Biden vowed that we were not going to go back to a major lockdown like we did in 2020, and he even acknowledged the good work by the Trump administration for developing the vaccines, while still acknowledging that’s about the only thing that he and former President Trump agree on. Yet, omicron may already be behind us as the CDC believes the wave may peak in January.
From an oil demand perspective, if we’re not going to lock down the economy and Omicron peaks, then the selloff that we’ve seen in the oil market in recent weeks is obviously way overdone. In fact, if you look at the early indication of oil inventories, they are tightening around the globe and that trend should accelerate in the coming weeks.
The American Petroleum Institute reported that US crude supplies fell 3.670 million barrels, which continues to drive US inventories further below the average range for this time of year. The big building gasoline supplies of 3.701 million barrels help keep the market reaction subdued. Still, from a seasonal perspective, this time of year gasoline inventory should be building, and we are still below average right now.
The export window for US refiners is very good with our cheap crude and the exports of gasoline should pick up in the coming weeks. The API did report a slight drop in distillate inventories of 849,000 barrels.

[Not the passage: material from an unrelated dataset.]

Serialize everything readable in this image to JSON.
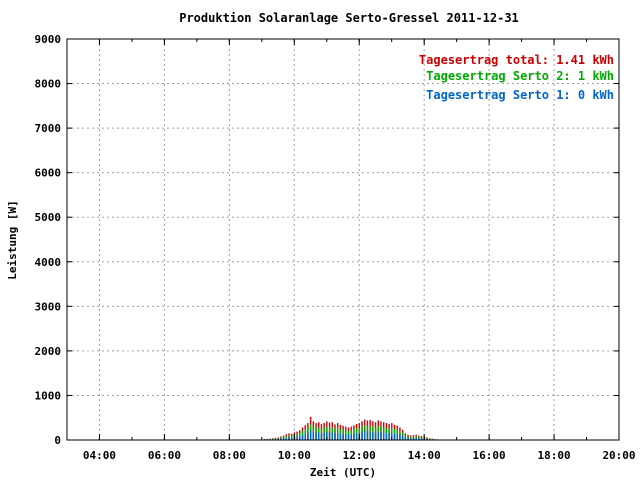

Oil prices are also getting support from the European energy crisis shortsighted thinking when it came to their energy transition that has left the country vulnerable, and have been reduced to burning dirtier fuels to make up for all the green energy that can’t be produced. Russia has reversed gas flows as winter hits Europe hard. This is going to be supportive not only for oil, but for US natural gas prices as well. One of the warmest Decembers on record has kept natural gas prices at bay here in the United States but in Europe, they continue to soar to all-time highs.
We always get concerned about crazy moves and oil and natural gas as we get around the holidays. The fundamental outlook for both oil and gas look extremely bullish. One might assume that if winter shows up here in the United States with a strong global market, we could see a big rebound in natural gas. Weather is always iffy, and it might be a good idea to put on long-term hedges for natural gas as we still see a very tight market going into the new year. Oil and gasoline traders should be putting on hedges as there is still significant upside risk in this marketplace, and this might be a great chance to put on long-term options strategies as well, because the long-term outlook for oil in the year to come is very bullish.